Doit-on vraiment être « noir et fier» ?

« Noir et fier ». Voilà trois mots, qui, prononcés successivement me laissent pensif depuis un moment. Je croise cette expression assez souvent ces derniers temps. Des blogs, comptes et sites sont drapés de cette nomination. C’est aussi quelque chose que j’ai eu l’occasion de lire plusieurs fois dans les commentaires de mes précédentes publications. L’idée de ceux qui ont mis sur pied ces espaces est sans doute de valoriser la peau noire ; et elle est louable. Le contenu de ces plateformes est hautement appréciable, et là n’est pas le sujet. Mais il y a en arrière-plan une stratégie défensive, un complexe d’infériorité trop évident, comme si l’on cherchait à se rassurer de quelque chose.

Ce qu’implique la fierté

Dans un contexte d’autodiscrimination (je parle bien d’auto-discrimination, parce que la discrimination des autres à notre égard ne devrait pas nous intéresser outre mesure), il faut rappeler ce que les Noirs ont fait et continuent à faire.
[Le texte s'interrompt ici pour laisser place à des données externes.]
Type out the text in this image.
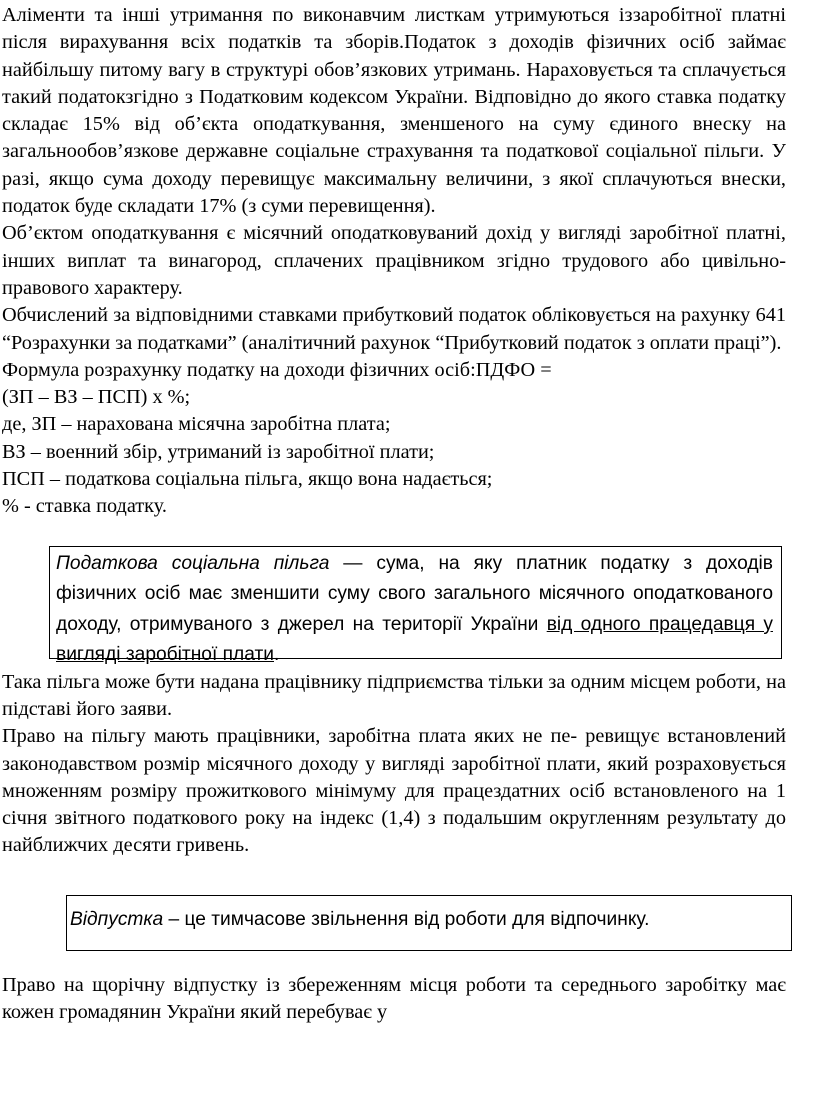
Аліменти та інші утримання по виконавчим листкам утримуються іззаробітної платні після вирахування всіх податків та зборів.Податок з доходів фізичних осіб займає найбільшу питому вагу в структурі обов’язкових утримань. Нараховується та сплачується такий податокзгідно з Податковим кодексом України. Відповідно до якого ставка податку складає 15% від об’єкта оподаткування, зменшеного на суму єдиного внеску на загальнообов’язкове державне соціальне страхування та податкової соціальної пільги. У разі, якщо сума доходу перевищує максимальну величини, з якої сплачуються внески, податок буде складати 17% (з суми перевищення).

Об’єктом оподаткування є місячний оподатковуваний дохід у вигляді заробітної платні, інших виплат та винагород, сплачених працівником згідно трудового або цивільно-правового характеру.

Обчислений за відповідними ставками прибутковий податок обліковується на рахунку 641 “Розрахунки за податками” (аналітичний рахунок “Прибутковий податок з оплати праці”).

Формула розрахунку податку на доходи фізичних осіб:ПДФО =

(ЗП – ВЗ – ПСП) х %;

де, ЗП – нарахована місячна заробітна плата;

ВЗ – военний збір, утриманий із заробітної плати;

ПСП – податкова соціальна пільга, якщо вона надається;

% - ставка податку.

Податкова соціальна пільга — сума, на яку платник податку з доходів фізичних осіб має зменшити суму свого загального місячного оподаткованого доходу, отримуваного з джерел на території України від одного працедавця у вигляді заробітної плати.

Така пільга може бути надана працівнику підприємства тільки за одним місцем роботи, на підставі його заяви.

Право на пільгу мають працівники, заробітна плата яких не пе- ревищує встановлений законодавством розмір місячного доходу у вигляді заробітної плати, який розраховується множенням розміру прожиткового мінімуму для працездатних осіб встановленого на 1 січня звітного податкового року на індекс (1,4) з подальшим округленням результату до найближчих десяти гривень.

Відпустка – це тимчасове звільнення від роботи для відпочинку.

Право на щорічну відпустку із збереженням місця роботи та середнього заробітку має кожен громадянин України який перебуває у
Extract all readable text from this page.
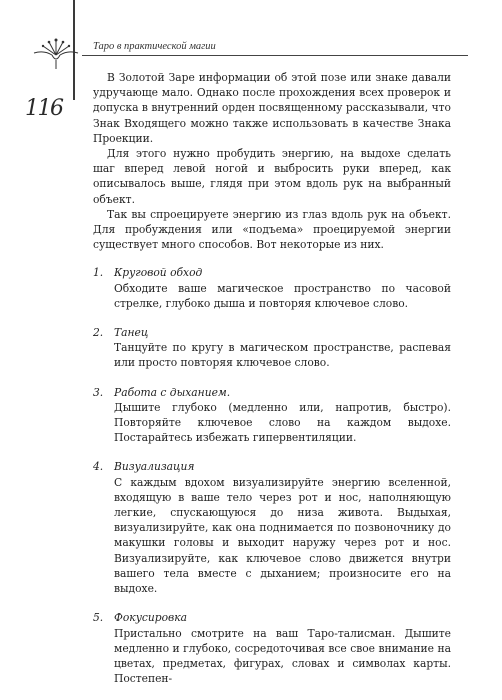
Таро в практической магии
116

В Золотой Заре информации об этой позе или знаке давали удручающе мало. Однако после прохождения всех проверок и допуска в внутренний орден посвященному рассказывали, что Знак Входящего можно также использовать в качестве Знака Проекции.

Для этого нужно пробудить энергию, на выдохе сделать шаг вперед левой ногой и выбросить руки вперед, как описывалось выше, глядя при этом вдоль рук на выбранный объект.

Так вы спроецируете энергию из глаз вдоль рук на объект. Для пробуждения или «подъема» проецируемой энергии существует много способов. Вот некоторые из них.

1. Круговой обход
Обходите ваше магическое пространство по часовой стрелке, глубоко дыша и повторяя ключевое слово.
2. Танец
Танцуйте по кругу в магическом пространстве, распевая или просто повторяя ключевое слово.
3. Работа с дыханием.
Дышите глубоко (медленно или, напротив, быстро). Повторяйте ключевое слово на каждом выдохе. Постарайтесь избежать гипервентиляции.
4. Визуализация
С каждым вдохом визуализируйте энергию вселенной, входящую в ваше тело через рот и нос, наполняющую легкие, спускающуюся до низа живота. Выдыхая, визуализируйте, как она поднимается по позвоночнику до макушки головы и выходит наружу через рот и нос. Визуализируйте, как ключевое слово движется внутри вашего тела вместе с дыханием; произносите его на выдохе.
5. Фокусировка
Пристально смотрите на ваш Таро-талисман. Дышите медленно и глубоко, сосредоточивая все свое внимание на цветах, предметах, фигурах, словах и символах карты. Постепен-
Mais il ne faut pas le rappeler pour simplement s’en prévaloir. Sinon, l’on ne fait rien d’autre que de l’histoire statique. Il faut le rappeler pour s’en inspirer.

Etre fier de quelque chose ou de quelqu’un, qu’est-ce que cela implique de façon pratique ? L’on peut être fier de ce que son enfant a accompli, dans la mesure où il est devenu avocat, styliste de renommée mondiale, acteur important… On peut être fier à un instant d’appartenir à une nation, parce que l’équipe nationale de football a remporté une compétition. On peut être fier de soi-même, parce que l’on a réussi à mener à bien un projet, à accroître sa clientèle, à obtenir son diplôme…

Pourquoi devrions-nous être « noirs et fiers »? Comme les exemples mentionnés plus haut le suggèrent, on est fier de quelque chose qui s’est construit. Quel travail, quel effort a-t-on effectué pour avoir notre couleur de peau ? Aucun. Nous sommes nés noirs, ce n’est ni un choix, ni une construction qui doit nécessiter des salves d’applaudissements.

Ni honte, ni fierté

L’on ne doit pas avoir honte d’être noirs, mais n’en soyons pas fiers, parce que l’on n’a aucun mérite à l’être. D’ailleurs, à voir le comportement et le discours de beaucoup parmi nous, je ne suis pas certain que si on leur en avait donné l’occasion, ils auraient choisi d’être Noirs.

Assumons notre couleur de peau, et soyons fiers, non pas d’être Noirs, mais de mener des actions, de bâtir des entreprises et des idéologies qui nous élèvent au plan individuel et collectif.

(Ce sujet me fait drôlement penser au fait que lorsqu’un américain est Noir, on dit qu’il est « noir américain ». Dans le même temps, s’il est Blanc, on ne l’appellera pas « blanc américain », mais seulement « américain ». – Oui, je crois beaucoup au pouvoir des mots – . Les Blancs sont juste… Blancs.)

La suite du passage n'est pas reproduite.